If it’s your first time meeting them, you can ask them questions like:
‘How do you know the host?’ (if you meet at a dinner together)
‘How did you know about this event?’ (if you meet at a conference)
Then, you can ask them questions like:
‘What’s your favourite food here so far?’ (dinner)
‘Which sessions did you enjoy most?’ (conference)
And so on. If the other person is a good conversationalist, it’s likely that she’ll ask you similar questions and soon enough, you would be on friendly terms!
Listening is one of the most attractive qualities in a person. Why?
99% of people are more interested in talking than listening. When you are good at listening, you immediately stand out.
But good listening is much more than closing your mouth, sitting still and nodding your head (anyone can do that!). It’s about putting all your attention and focus on the other person without thinking about anything else.
More than that, when the person is done talking, you ask questions related to what has been said.
A friend talks to you about her dogs. Even though you have zero interest in dogs, you listen.
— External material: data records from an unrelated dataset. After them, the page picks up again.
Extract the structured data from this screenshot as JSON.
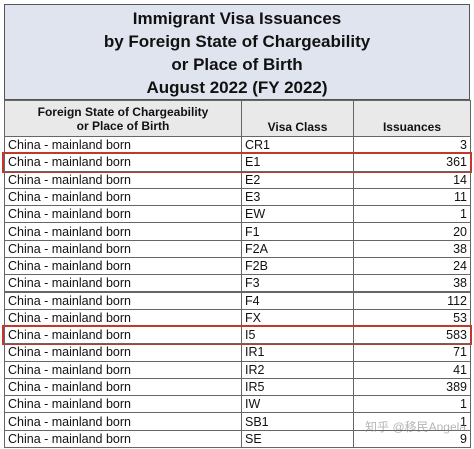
{
  "title": {
    "lines": [
      "Immigrant Visa Issuances",
      "by Foreign State of Chargeability",
      "or Place of Birth",
      "August 2022 (FY 2022)"
    ]
  },
  "table": {
    "header": {
      "country": [
        "Foreign State of Chargeability",
        "or Place of Birth"
      ],
      "visa_class": "Visa Class",
      "issuances": "Issuances"
    },
    "rows": [
      {
        "country": "China - mainland born",
        "visa_class": "CR1",
        "issuances": 3
      },
      {
        "country": "China - mainland born",
        "visa_class": "E1",
        "issuances": 361,
        "highlight": true
      },
      {
        "country": "China - mainland born",
        "visa_class": "E2",
        "issuances": 14
      },
      {
        "country": "China - mainland born",
        "visa_class": "E3",
        "issuances": 11
      },
      {
        "country": "China - mainland born",
        "visa_class": "EW",
        "issuances": 1
      },
      {
        "country": "China - mainland born",
        "visa_class": "F1",
        "issuances": 20
      },
      {
        "country": "China - mainland born",
        "visa_class": "F2A",
        "issuances": 38
      },
      {
        "country": "China - mainland born",
        "visa_class": "F2B",
        "issuances": 24
      },
      {
        "country": "China - mainland born",
        "visa_class": "F3",
        "issuances": 38
      },
      {
        "country": "China - mainland born",
        "visa_class": "F4",
        "issuances": 112
      },
      {
        "country": "China - mainland born",
        "visa_class": "FX",
        "issuances": 53
      },
      {
        "country": "China - mainland born",
        "visa_class": "I5",
        "issuances": 583,
        "highlight": true
      },
      {
        "country": "China - mainland born",
        "visa_class": "IR1",
        "issuances": 71
      },
      {
        "country": "China - mainland born",
        "visa_class": "IR2",
        "issuances": 41
      },
      {
        "country": "China - mainland born",
        "visa_class": "IR5",
        "issuances": 389
      },
      {
        "country": "China - mainland born",
        "visa_class": "IW",
        "issuances": 1
      },
      {
        "country": "China - mainland born",
        "visa_class": "SB1",
        "issuances": 1
      },
      {
        "country": "China - mainland born",
        "visa_class": "SE",
        "issuances": 9
      }
    ]
  },
  "watermark": "知乎 @移民Angela"
}
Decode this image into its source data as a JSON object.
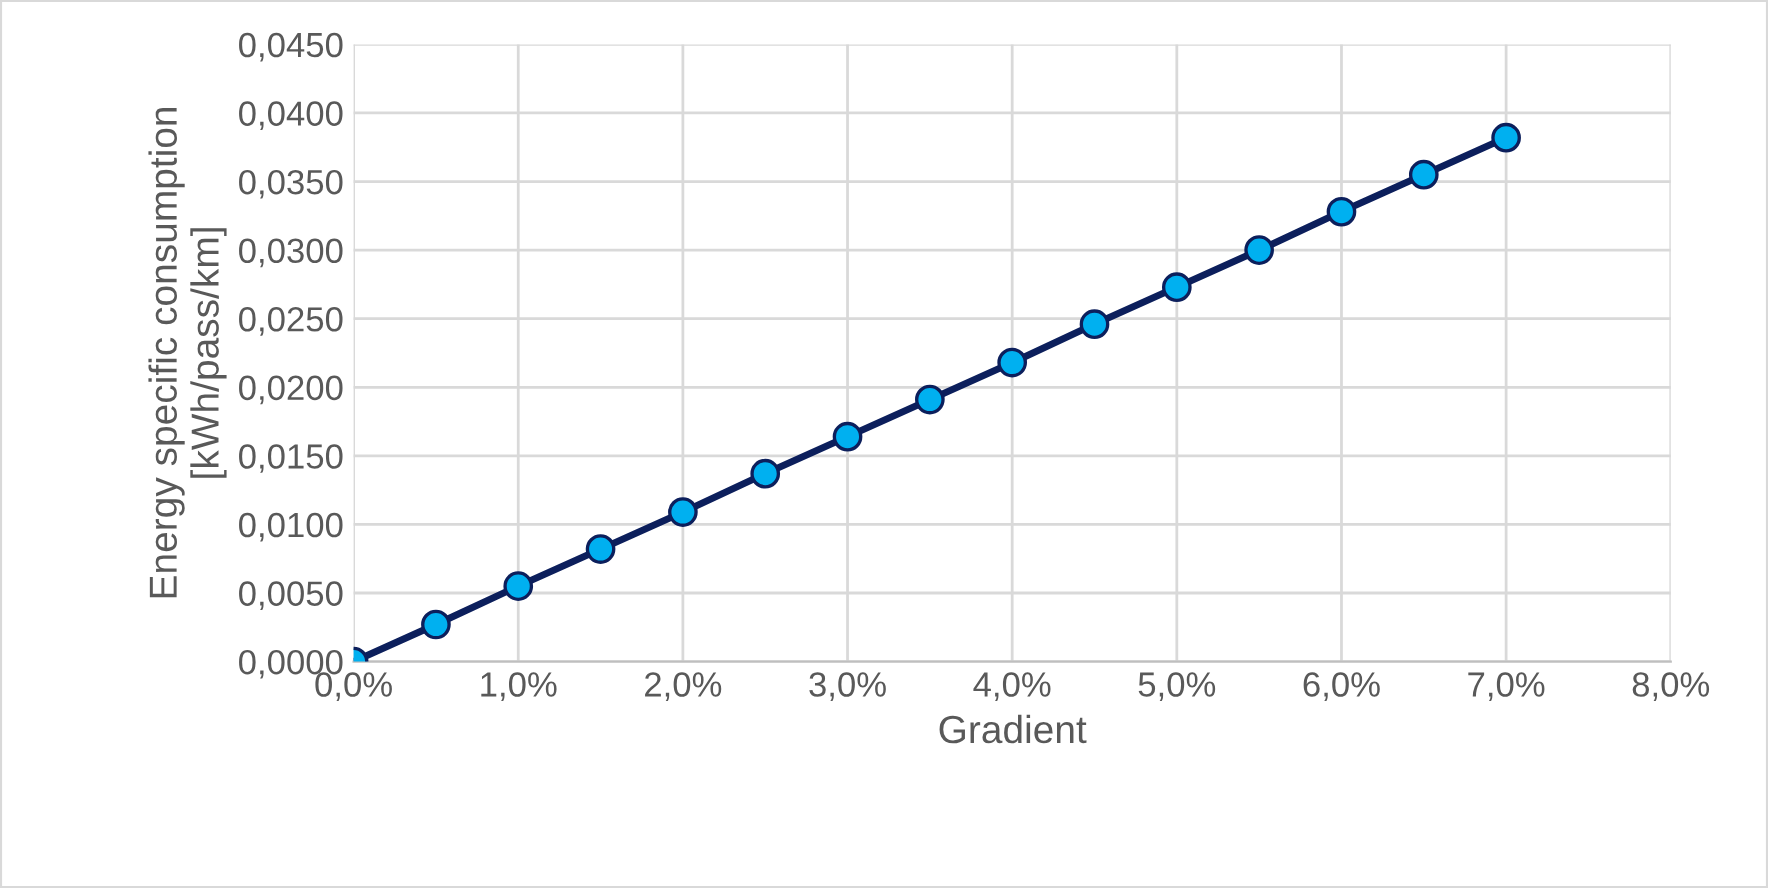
{
  "chart_data": {
    "type": "line",
    "xlabel": "Gradient",
    "ylabel": "Energy specific consumption\n[kWh/pass/km]",
    "x": [
      0,
      0.5,
      1,
      1.5,
      2,
      2.5,
      3,
      3.5,
      4,
      4.5,
      5,
      5.5,
      6,
      6.5,
      7
    ],
    "series": [
      {
        "color": "#0c1f5c",
        "colors": [
          "#00b0f0",
          "#00b0f0",
          "#00b0f0",
          "#00b0f0",
          "#00b0f0",
          "#00b0f0",
          "#00b0f0",
          "#00b0f0",
          "#00b0f0",
          "#00b0f0",
          "#00b0f0",
          "#00b0f0",
          "#00b0f0",
          "#00b0f0",
          "#00b0f0"
        ],
        "values": [
          0,
          0.0027,
          0.0055,
          0.0082,
          0.0109,
          0.0137,
          0.0164,
          0.0191,
          0.0218,
          0.0246,
          0.0273,
          0.03,
          0.0328,
          0.0355,
          0.0382
        ]
      }
    ],
    "xlim": [
      0,
      8
    ],
    "xticks": [
      {
        "value": 0,
        "label": "0,0%"
      },
      {
        "value": 1,
        "label": "1,0%"
      },
      {
        "value": 2,
        "label": "2,0%"
      },
      {
        "value": 3,
        "label": "3,0%"
      },
      {
        "value": 4,
        "label": "4,0%"
      },
      {
        "value": 5,
        "label": "5,0%"
      },
      {
        "value": 6,
        "label": "6,0%"
      },
      {
        "value": 7,
        "label": "7,0%"
      },
      {
        "value": 8,
        "label": "8,0%"
      }
    ],
    "ylim": [
      0,
      0.045
    ],
    "yticks": [
      {
        "value": 0,
        "label": "0,0000"
      },
      {
        "value": 0.005,
        "label": "0,0050"
      },
      {
        "value": 0.01,
        "label": "0,0100"
      },
      {
        "value": 0.015,
        "label": "0,0150"
      },
      {
        "value": 0.02,
        "label": "0,0200"
      },
      {
        "value": 0.025,
        "label": "0,0250"
      },
      {
        "value": 0.03,
        "label": "0,0300"
      },
      {
        "value": 0.035,
        "label": "0,0350"
      },
      {
        "value": 0.04,
        "label": "0,0400"
      },
      {
        "value": 0.045,
        "label": "0,0450"
      }
    ],
    "grid": true,
    "marker": "circle",
    "line_style": "solid"
  }
}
‘My dogs really like beef! They jump on me whenever I bring beef flavoured treats home!’
You can reply:
‘Oh really! They must be really excited! Do they eat everything at once?’
The temptation here is to say nothing when someone talks to you about something you’re not really interested in. But that will not allow you to carry on a meaningful conversation with anyone because it is highly likely that you won’t be interested in 50% of the things another person says.
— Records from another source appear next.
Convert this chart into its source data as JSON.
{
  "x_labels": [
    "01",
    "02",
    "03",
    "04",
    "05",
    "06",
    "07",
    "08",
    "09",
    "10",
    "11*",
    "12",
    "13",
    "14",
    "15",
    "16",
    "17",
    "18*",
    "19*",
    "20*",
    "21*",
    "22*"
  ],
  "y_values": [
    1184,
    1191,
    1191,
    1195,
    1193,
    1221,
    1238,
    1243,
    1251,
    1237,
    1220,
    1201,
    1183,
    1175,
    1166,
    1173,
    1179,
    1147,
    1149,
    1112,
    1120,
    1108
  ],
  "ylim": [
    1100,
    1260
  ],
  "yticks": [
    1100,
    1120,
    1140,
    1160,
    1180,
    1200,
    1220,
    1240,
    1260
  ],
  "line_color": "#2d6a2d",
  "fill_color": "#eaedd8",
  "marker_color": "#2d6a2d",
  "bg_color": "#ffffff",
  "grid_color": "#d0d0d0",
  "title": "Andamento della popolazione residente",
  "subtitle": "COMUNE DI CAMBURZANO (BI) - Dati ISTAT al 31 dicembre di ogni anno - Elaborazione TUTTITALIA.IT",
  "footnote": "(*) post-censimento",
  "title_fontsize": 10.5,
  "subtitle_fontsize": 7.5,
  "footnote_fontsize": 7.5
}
If you are unwilling to put in effort to be interested, then you will not get the rewards of friendship.
3. Join activities that are ‘time-wasting’
For introverts, most activities that don’t involve deep thinking or the building of a skill feel wasteful. The key here is to understand that though activities like reading together is fun, it’s probably not going to bond you as easily as playing pool together.
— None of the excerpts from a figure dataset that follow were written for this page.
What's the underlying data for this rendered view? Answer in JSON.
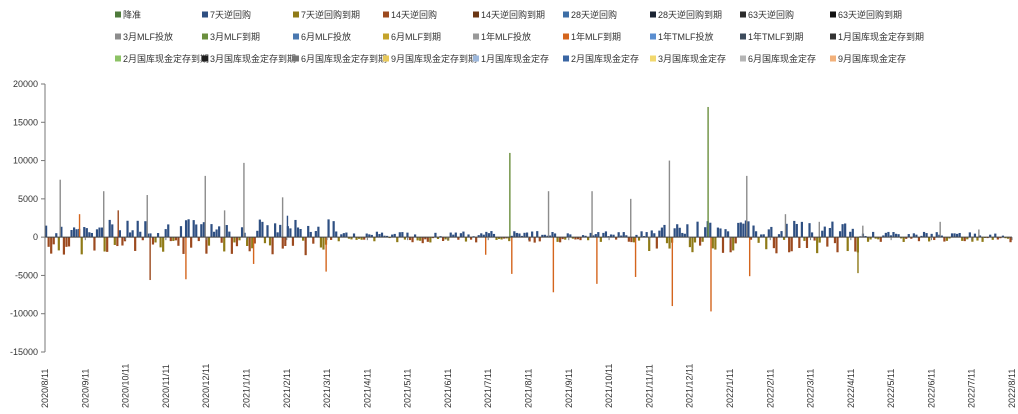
{
  "chart_data": {
    "type": "bar",
    "ylim": [
      -15000,
      20000
    ],
    "yticks": [
      -15000,
      -10000,
      -5000,
      0,
      5000,
      10000,
      15000,
      20000
    ],
    "xtick_labels": [
      "2020/8/11",
      "2020/9/11",
      "2020/10/11",
      "2020/11/11",
      "2020/12/11",
      "2021/1/11",
      "2021/2/11",
      "2021/3/11",
      "2021/4/11",
      "2021/5/11",
      "2021/6/11",
      "2021/7/11",
      "2021/8/11",
      "2021/9/11",
      "2021/10/11",
      "2021/11/11",
      "2021/12/11",
      "2022/1/11",
      "2022/2/11",
      "2022/3/11",
      "2022/4/11",
      "2022/5/11",
      "2022/6/11",
      "2022/7/11",
      "2022/8/11"
    ],
    "legend_position": "top",
    "series": [
      {
        "name": "降准",
        "color": "#4e7a3b"
      },
      {
        "name": "7天逆回购",
        "color": "#2e4f82"
      },
      {
        "name": "7天逆回购到期",
        "color": "#8f7a17"
      },
      {
        "name": "14天逆回购",
        "color": "#9c4a1f"
      },
      {
        "name": "14天逆回购到期",
        "color": "#6b3614"
      },
      {
        "name": "28天逆回购",
        "color": "#3d6ea6"
      },
      {
        "name": "28天逆回购到期",
        "color": "#1c2533"
      },
      {
        "name": "63天逆回购",
        "color": "#2b2b2b"
      },
      {
        "name": "63天逆回购到期",
        "color": "#111111"
      },
      {
        "name": "3月MLF投放",
        "color": "#8c8c8c"
      },
      {
        "name": "3月MLF到期",
        "color": "#6b8f3e"
      },
      {
        "name": "6月MLF投放",
        "color": "#4a78b0"
      },
      {
        "name": "6月MLF到期",
        "color": "#c4a32a"
      },
      {
        "name": "1年MLF投放",
        "color": "#999999"
      },
      {
        "name": "1年MLF到期",
        "color": "#d4651d"
      },
      {
        "name": "1年TMLF投放",
        "color": "#5a8ed0"
      },
      {
        "name": "1年TMLF到期",
        "color": "#3d4b5c"
      },
      {
        "name": "1月国库现金定存到期",
        "color": "#333333"
      },
      {
        "name": "2月国库现金定存到期",
        "color": "#8cc265"
      },
      {
        "name": "3月国库现金定存到期",
        "color": "#1f1f1f"
      },
      {
        "name": "6月国库现金定存到期",
        "color": "#777777"
      },
      {
        "name": "9月国库现金定存到期",
        "color": "#e8c95a"
      },
      {
        "name": "1月国库现金定存",
        "color": "#9db8dd"
      },
      {
        "name": "2月国库现金定存",
        "color": "#3a66a3"
      },
      {
        "name": "3月国库现金定存",
        "color": "#f2d86e"
      },
      {
        "name": "6月国库现金定存",
        "color": "#b5b5b5"
      },
      {
        "name": "9月国库现金定存",
        "color": "#f2b07a"
      }
    ],
    "spikes": [
      {
        "t": 0.015,
        "v": 7500,
        "color": "#8c8c8c"
      },
      {
        "t": 0.035,
        "v": 3000,
        "color": "#d4651d"
      },
      {
        "t": 0.06,
        "v": 6000,
        "color": "#8c8c8c"
      },
      {
        "t": 0.075,
        "v": 3500,
        "color": "#9c4a1f"
      },
      {
        "t": 0.105,
        "v": 5500,
        "color": "#8c8c8c"
      },
      {
        "t": 0.108,
        "v": -5600,
        "color": "#9c4a1f"
      },
      {
        "t": 0.145,
        "v": -5500,
        "color": "#d4651d"
      },
      {
        "t": 0.165,
        "v": 8000,
        "color": "#8c8c8c"
      },
      {
        "t": 0.185,
        "v": 3500,
        "color": "#8c8c8c"
      },
      {
        "t": 0.205,
        "v": 9700,
        "color": "#8c8c8c"
      },
      {
        "t": 0.215,
        "v": -3500,
        "color": "#d4651d"
      },
      {
        "t": 0.245,
        "v": 5200,
        "color": "#8c8c8c"
      },
      {
        "t": 0.25,
        "v": 2800,
        "color": "#2e4f82"
      },
      {
        "t": 0.29,
        "v": -4500,
        "color": "#d4651d"
      },
      {
        "t": 0.455,
        "v": -2300,
        "color": "#d4651d"
      },
      {
        "t": 0.48,
        "v": 11000,
        "color": "#6b8f3e"
      },
      {
        "t": 0.482,
        "v": -4800,
        "color": "#d4651d"
      },
      {
        "t": 0.52,
        "v": 6000,
        "color": "#8c8c8c"
      },
      {
        "t": 0.525,
        "v": -7200,
        "color": "#d4651d"
      },
      {
        "t": 0.565,
        "v": 6000,
        "color": "#8c8c8c"
      },
      {
        "t": 0.57,
        "v": -6100,
        "color": "#d4651d"
      },
      {
        "t": 0.605,
        "v": 5000,
        "color": "#8c8c8c"
      },
      {
        "t": 0.61,
        "v": -5200,
        "color": "#d4651d"
      },
      {
        "t": 0.645,
        "v": 10000,
        "color": "#8c8c8c"
      },
      {
        "t": 0.648,
        "v": -9000,
        "color": "#d4651d"
      },
      {
        "t": 0.685,
        "v": 17000,
        "color": "#6b8f3e"
      },
      {
        "t": 0.688,
        "v": -9700,
        "color": "#d4651d"
      },
      {
        "t": 0.725,
        "v": 8000,
        "color": "#8c8c8c"
      },
      {
        "t": 0.728,
        "v": -5100,
        "color": "#d4651d"
      },
      {
        "t": 0.765,
        "v": 3000,
        "color": "#8c8c8c"
      },
      {
        "t": 0.8,
        "v": 2000,
        "color": "#8c8c8c"
      },
      {
        "t": 0.84,
        "v": -4700,
        "color": "#8f7a17"
      },
      {
        "t": 0.845,
        "v": 1500,
        "color": "#8c8c8c"
      },
      {
        "t": 0.925,
        "v": 2000,
        "color": "#8c8c8c"
      },
      {
        "t": 0.965,
        "v": 1000,
        "color": "#8c8c8c"
      }
    ]
  }
}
Humans are very social animals and find it easier to see someone as a friend after being involved in fun activities with them. So, the next time someone invites you to a ‘time-wasting’ activity, say yes.
Know that it is completely OK to go back a bit earlier if your energy runs out before everyone else’s does. Just let your friends know.
4. Organise get-togethers
While joining activities set up by other people is fun, it is also really fun to organise your own activities. Gather a group of friends who might be interested in something fun – like going to the beach, playing futsal – and get together.
One of the best ways people bond is through food so make sure you include food in your activities!
5. Follow up with people
The most common mistake people make when they meet new people is that they don’t follow up with them. After meeting with someone at a dinner or conference, they just let it end there.
If you do this, then no matter how much fun you had together, they will likely forget about you.
Whenever you meet someone you think is interesting and who you might want to get to know better, make sure you get their contact.
Then, send them a follow up email or text a day after you meet. Then another follow up every month for a year. This way, you will be in their radar the next time something fun pops up that they think will interest you.
Also, this helps to keep the flame alive.
I hope you’ve found this list useful. There are undeniably many more ways to make friends as an introvert that I’ve not listed here. The key is to be open to new ways of communicating and bonding with other people that do not at first feel comfortable. With practice, making friends will become second nature.
What are some ways that you have found useful to make friends as an introvert?